Most Republicans Want Trump 2024, Other Candidates To Agree With Him: Poll – Newsweek
Most Republican voters want former President Donald Trump to run for the White House again in 2024, or at least want the winner of the GOP primary to mostly agree with him on policy issues.
A new poll from Quinnipiac University found that two-thirds of Republican voters (66 percent) said they would like Trump to run for the presidency in 2024, while only 30 percent were opposed to the idea.
Among all American voters, the results were reversed. Sixty-six percent said they didn’t want Trump to run again, and three in ten told pollsters they wanted him to have another go.
When asked whether they wanted GOP candidates to agree with the former president, 85 percent of Republican voters agreed that candidates should be Trumpian on policy.
The results indicate that there is more support for Trump-era policies among the Republican base than there is for the man himself.
“The numbers fly in the face of any predictions that Donald Trump’s political future is in decline,” the Quinnipiac poll analyst Tim Malloy said in a statement. “By a substantial majority, Republicans: (1) believe the election was stolen from him, (2) want Trump to run again, and (3), if they can’t vote for Trump, prefer someone who agrees with him.”
Two-thirds of Republicans said they believed President Joe Biden‘s election victory was illegitimate, and only a quarter told pollsters they believed his win was legitimate.
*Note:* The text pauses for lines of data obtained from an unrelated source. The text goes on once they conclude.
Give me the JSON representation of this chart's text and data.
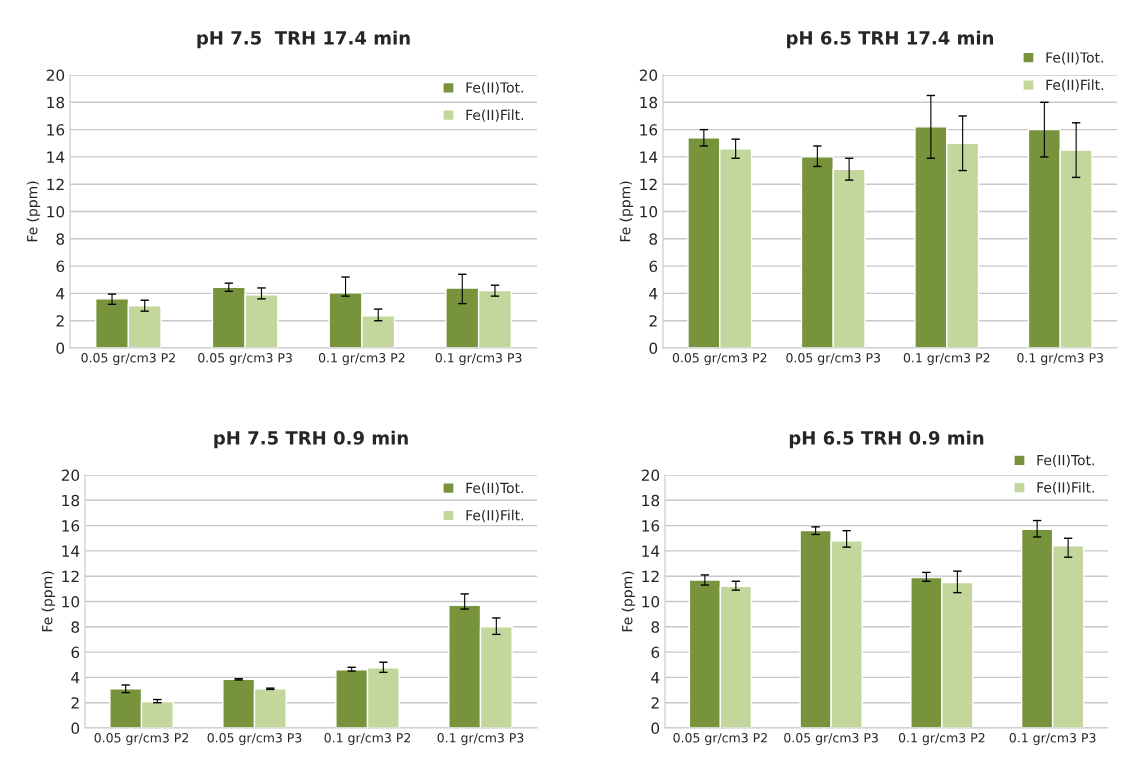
{
  "chart_data": [
    {
      "type": "bar",
      "title": "pH 7.5  TRH 17.4 min",
      "ylabel": "Fe (ppm)",
      "categories": [
        "0.05 gr/cm3 P2",
        "0.05 gr/cm3 P3",
        "0.1 gr/cm3 P2",
        "0.1 gr/cm3 P3"
      ],
      "ylim": [
        0,
        20
      ],
      "yticks": [
        0,
        2,
        4,
        6,
        8,
        10,
        12,
        14,
        16,
        18,
        20
      ],
      "grid": "y",
      "legend": "top right",
      "series": [
        {
          "name": "Fe(II)Tot.",
          "color": "#77933c",
          "values": [
            3.6,
            4.45,
            4.05,
            4.4
          ],
          "errors": [
            [
              3.2,
              3.95
            ],
            [
              4.15,
              4.75
            ],
            [
              3.8,
              5.2
            ],
            [
              3.25,
              5.4
            ]
          ]
        },
        {
          "name": "Fe(II)Filt.",
          "color": "#c3d69b",
          "values": [
            3.1,
            3.9,
            2.35,
            4.2
          ],
          "errors": [
            [
              2.7,
              3.5
            ],
            [
              3.6,
              4.4
            ],
            [
              2.0,
              2.85
            ],
            [
              3.8,
              4.6
            ]
          ]
        }
      ]
    },
    {
      "type": "bar",
      "title": "pH 6.5 TRH 17.4 min",
      "ylabel": "Fe (ppm)",
      "categories": [
        "0.05 gr/cm3 P2",
        "0.05 gr/cm3 P3",
        "0.1 gr/cm3 P2",
        "0.1 gr/cm3 P3"
      ],
      "ylim": [
        0,
        20
      ],
      "yticks": [
        0,
        2,
        4,
        6,
        8,
        10,
        12,
        14,
        16,
        18,
        20
      ],
      "grid": "y",
      "legend": "top right",
      "series": [
        {
          "name": "Fe(II)Tot.",
          "color": "#77933c",
          "values": [
            15.4,
            14.0,
            16.2,
            16.0
          ],
          "errors": [
            [
              14.8,
              16.0
            ],
            [
              13.3,
              14.8
            ],
            [
              13.9,
              18.5
            ],
            [
              14.0,
              18.0
            ]
          ]
        },
        {
          "name": "Fe(II)Filt.",
          "color": "#c3d69b",
          "values": [
            14.6,
            13.1,
            15.0,
            14.5
          ],
          "errors": [
            [
              13.9,
              15.3
            ],
            [
              12.3,
              13.9
            ],
            [
              13.0,
              17.0
            ],
            [
              12.5,
              16.5
            ]
          ]
        }
      ]
    },
    {
      "type": "bar",
      "title": "pH 7.5 TRH 0.9 min",
      "ylabel": "Fe (ppm)",
      "categories": [
        "0.05 gr/cm3 P2",
        "0.05 gr/cm3 P3",
        "0.1 gr/cm3 P2",
        "0.1 gr/cm3 P3"
      ],
      "ylim": [
        0,
        20
      ],
      "yticks": [
        0,
        2,
        4,
        6,
        8,
        10,
        12,
        14,
        16,
        18,
        20
      ],
      "grid": "y",
      "legend": "top right",
      "series": [
        {
          "name": "Fe(II)Tot.",
          "color": "#77933c",
          "values": [
            3.1,
            3.85,
            4.6,
            9.7
          ],
          "errors": [
            [
              2.8,
              3.4
            ],
            [
              3.8,
              3.9
            ],
            [
              4.5,
              4.8
            ],
            [
              9.4,
              10.6
            ]
          ]
        },
        {
          "name": "Fe(II)Filt.",
          "color": "#c3d69b",
          "values": [
            2.1,
            3.1,
            4.75,
            8.0
          ],
          "errors": [
            [
              2.0,
              2.25
            ],
            [
              3.05,
              3.15
            ],
            [
              4.4,
              5.2
            ],
            [
              7.4,
              8.7
            ]
          ]
        }
      ]
    },
    {
      "type": "bar",
      "title": "pH 6.5 TRH 0.9 min",
      "ylabel": "Fe (ppm)",
      "categories": [
        "0.05 gr/cm3 P2",
        "0.05 gr/cm3 P3",
        "0.1 gr/cm3 P2",
        "0.1 gr/cm3 P3"
      ],
      "ylim": [
        0,
        20
      ],
      "yticks": [
        0,
        2,
        4,
        6,
        8,
        10,
        12,
        14,
        16,
        18,
        20
      ],
      "grid": "y",
      "legend": "top right",
      "series": [
        {
          "name": "Fe(II)Tot.",
          "color": "#77933c",
          "values": [
            11.7,
            15.6,
            11.9,
            15.7
          ],
          "errors": [
            [
              11.3,
              12.1
            ],
            [
              15.3,
              15.9
            ],
            [
              11.6,
              12.3
            ],
            [
              15.1,
              16.4
            ]
          ]
        },
        {
          "name": "Fe(II)Filt.",
          "color": "#c3d69b",
          "values": [
            11.2,
            14.8,
            11.5,
            14.4
          ],
          "errors": [
            [
              10.9,
              11.6
            ],
            [
              14.3,
              15.6
            ],
            [
              10.7,
              12.4
            ],
            [
              13.5,
              15.0
            ]
          ]
        }
      ]
    }
  ]
}
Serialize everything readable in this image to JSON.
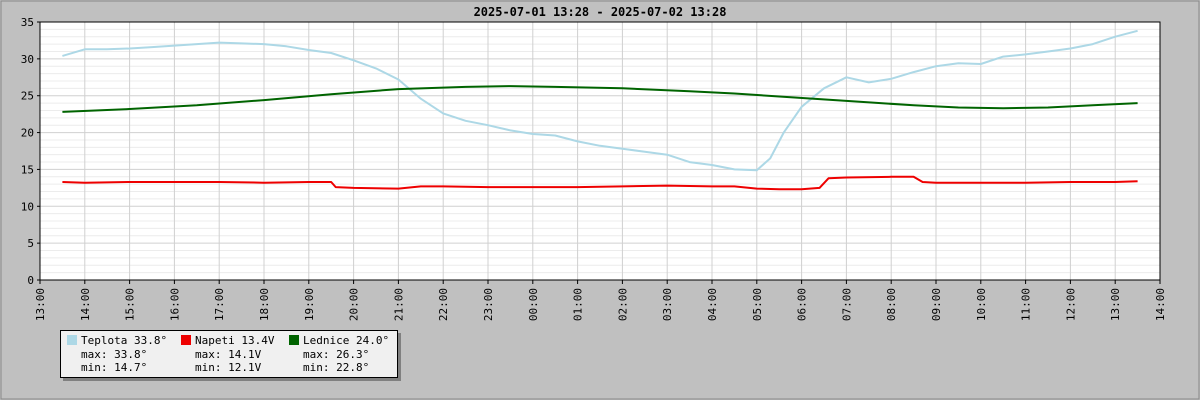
{
  "chart_data": {
    "type": "line",
    "title": "2025-07-01 13:28 - 2025-07-02 13:28",
    "ylim": [
      0,
      35
    ],
    "yticks": [
      "0",
      "5",
      "10",
      "15",
      "20",
      "25",
      "30",
      "35"
    ],
    "xticks": [
      "13:00",
      "14:00",
      "15:00",
      "16:00",
      "17:00",
      "18:00",
      "19:00",
      "20:00",
      "21:00",
      "22:00",
      "23:00",
      "00:00",
      "01:00",
      "02:00",
      "03:00",
      "04:00",
      "05:00",
      "06:00",
      "07:00",
      "08:00",
      "09:00",
      "10:00",
      "11:00",
      "12:00",
      "13:00",
      "14:00"
    ],
    "grid": true,
    "legend_position": "bottom-left",
    "series": [
      {
        "name": "Teplota",
        "color": "#add8e6",
        "x": [
          13.5,
          14,
          14.5,
          15,
          15.5,
          16,
          16.5,
          17,
          17.5,
          18,
          18.5,
          19,
          19.5,
          20,
          20.5,
          21,
          21.5,
          22,
          22.5,
          23,
          23.5,
          24,
          24.5,
          25,
          25.5,
          26,
          26.5,
          27,
          27.5,
          28,
          28.5,
          29,
          29.3,
          29.6,
          30,
          30.5,
          31,
          31.5,
          32,
          32.5,
          33,
          33.5,
          34,
          34.5,
          35,
          35.5,
          36,
          36.5,
          37,
          37.5
        ],
        "y": [
          30.4,
          31.3,
          31.3,
          31.4,
          31.6,
          31.8,
          32,
          32.2,
          32.1,
          32,
          31.7,
          31.2,
          30.8,
          29.8,
          28.7,
          27.2,
          24.6,
          22.6,
          21.6,
          21.0,
          20.3,
          19.8,
          19.6,
          18.8,
          18.2,
          17.8,
          17.4,
          17.0,
          16.0,
          15.6,
          15.0,
          14.9,
          16.5,
          20.0,
          23.5,
          26.0,
          27.5,
          26.8,
          27.3,
          28.2,
          29.0,
          29.4,
          29.3,
          30.3,
          30.6,
          31.0,
          31.4,
          32.0,
          33.0,
          33.8
        ]
      },
      {
        "name": "Napeti",
        "color": "#ee0000",
        "x": [
          13.5,
          14,
          15,
          16,
          17,
          18,
          19,
          19.5,
          19.6,
          20,
          21,
          21.5,
          22,
          23,
          24,
          25,
          26,
          27,
          28,
          28.5,
          29,
          29.5,
          30,
          30.4,
          30.6,
          31,
          32,
          32.5,
          32.7,
          33,
          34,
          35,
          36,
          37,
          37.5
        ],
        "y": [
          13.3,
          13.2,
          13.3,
          13.3,
          13.3,
          13.2,
          13.3,
          13.3,
          12.6,
          12.5,
          12.4,
          12.7,
          12.7,
          12.6,
          12.6,
          12.6,
          12.7,
          12.8,
          12.7,
          12.7,
          12.4,
          12.3,
          12.3,
          12.5,
          13.8,
          13.9,
          14.0,
          14.0,
          13.3,
          13.2,
          13.2,
          13.2,
          13.3,
          13.3,
          13.4
        ]
      },
      {
        "name": "Lednice",
        "color": "#006400",
        "x": [
          13.5,
          15,
          16.5,
          18,
          19.5,
          21,
          22.5,
          23.5,
          24.5,
          26,
          27.5,
          28.5,
          29.5,
          31,
          32.5,
          33.5,
          34.5,
          35.5,
          36.5,
          37.5
        ],
        "y": [
          22.8,
          23.2,
          23.7,
          24.4,
          25.2,
          25.9,
          26.2,
          26.3,
          26.2,
          26.0,
          25.6,
          25.3,
          24.9,
          24.3,
          23.7,
          23.4,
          23.3,
          23.4,
          23.7,
          24.0
        ]
      }
    ],
    "legend": [
      {
        "label": "Teplota 33.8°",
        "max": "max: 33.8°",
        "min": "min: 14.7°",
        "color": "#add8e6"
      },
      {
        "label": "Napeti 13.4V",
        "max": "max: 14.1V",
        "min": "min: 12.1V",
        "color": "#ee0000"
      },
      {
        "label": "Lednice 24.0°",
        "max": "max: 26.3°",
        "min": "min: 22.8°",
        "color": "#006400"
      }
    ]
  }
}
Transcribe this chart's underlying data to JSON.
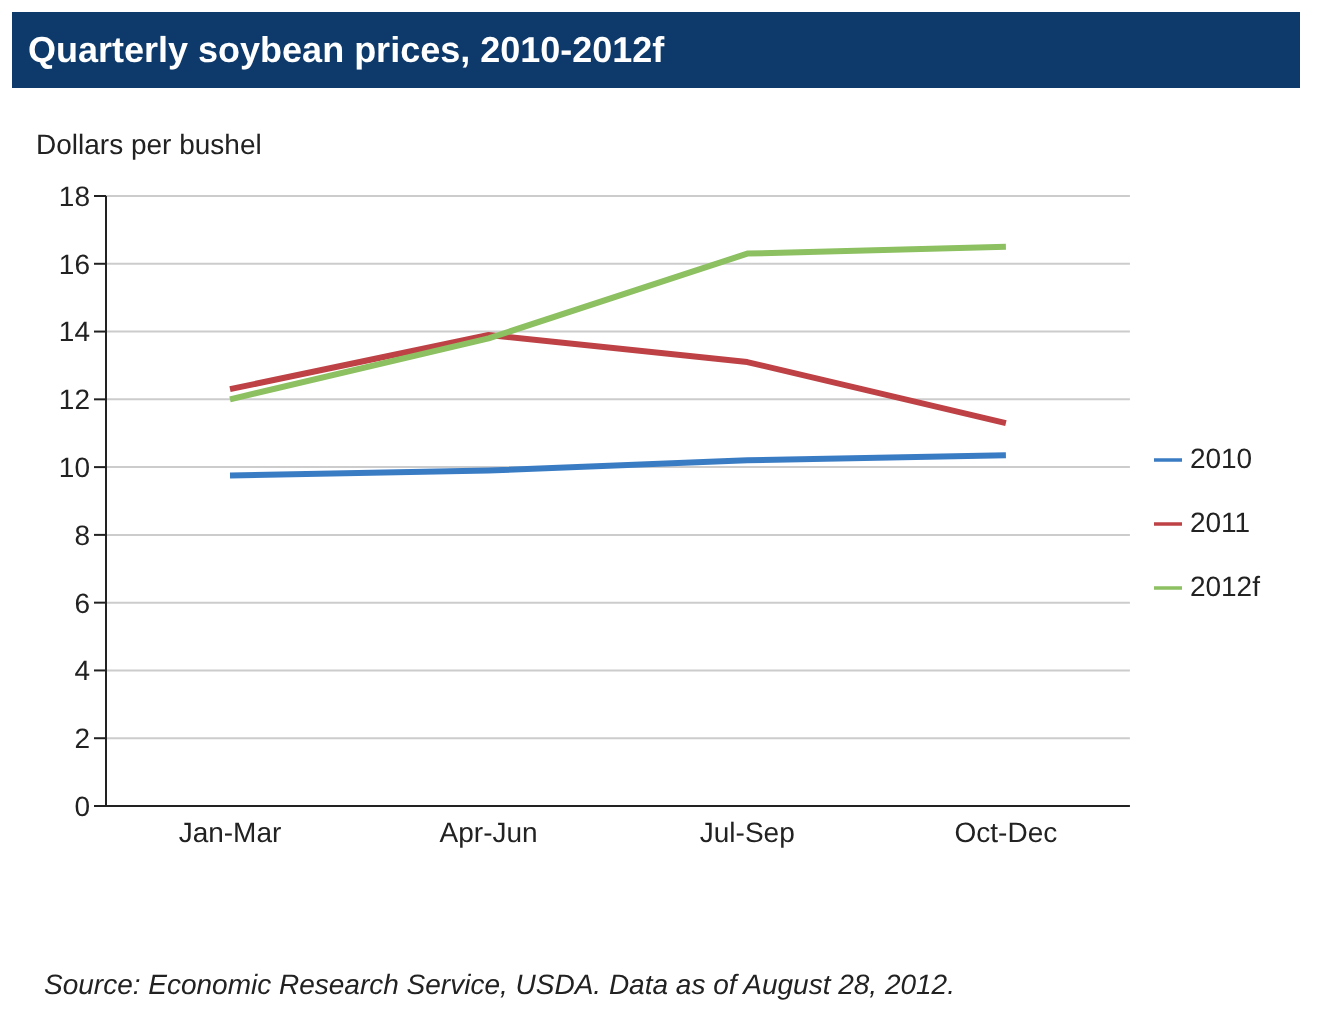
{
  "chart_data": {
    "type": "line",
    "title": "Quarterly soybean prices, 2010-2012f",
    "ylabel": "Dollars per bushel",
    "categories": [
      "Jan-Mar",
      "Apr-Jun",
      "Jul-Sep",
      "Oct-Dec"
    ],
    "series": [
      {
        "name": "2010",
        "color": "#3a7cc4",
        "values": [
          9.75,
          9.9,
          10.2,
          10.35
        ]
      },
      {
        "name": "2011",
        "color": "#be4146",
        "values": [
          12.3,
          13.9,
          13.1,
          11.3
        ]
      },
      {
        "name": "2012f",
        "color": "#8cc060",
        "values": [
          12.0,
          13.8,
          16.3,
          16.5
        ]
      }
    ],
    "ylim": [
      0,
      18
    ],
    "yticks": [
      0,
      2,
      4,
      6,
      8,
      10,
      12,
      14,
      16,
      18
    ],
    "grid": "y",
    "legend": "right",
    "marker": "none",
    "line_style": "solid",
    "annotations": [
      "Source: Economic Research Service, USDA. Data as of August 28, 2012."
    ]
  }
}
Asked for their opinion on Trump, most GOP voters (84 percent) said they had a favorable view of him, and a marginal 13 percent had an unfavorable view of their ex-party leader.
He later added that he would be “making a decision maybe before but possibly more likely right after” the 2022 midterm elections, and said he was focused on the coming battles for control of the House and Senate.
“We have the elections coming up, I’m focused on that, we want to get the House members in,” he said. “We can actually pick up a couple of senators but I want to focus on that.”
Thomas Gift, founding director of University College London’s Center on U.S. Politics, previously told Newsweekthat Trump’s delay in announcing his intentions for 2024 would tighten his grip on the Republican Party amid its ongoing civil war.
“The longer he holds out making a decision, the more the anticipation around his candidacy grows, the more ability he has to play kingmaker within the party for the 2022 midterms,” he said.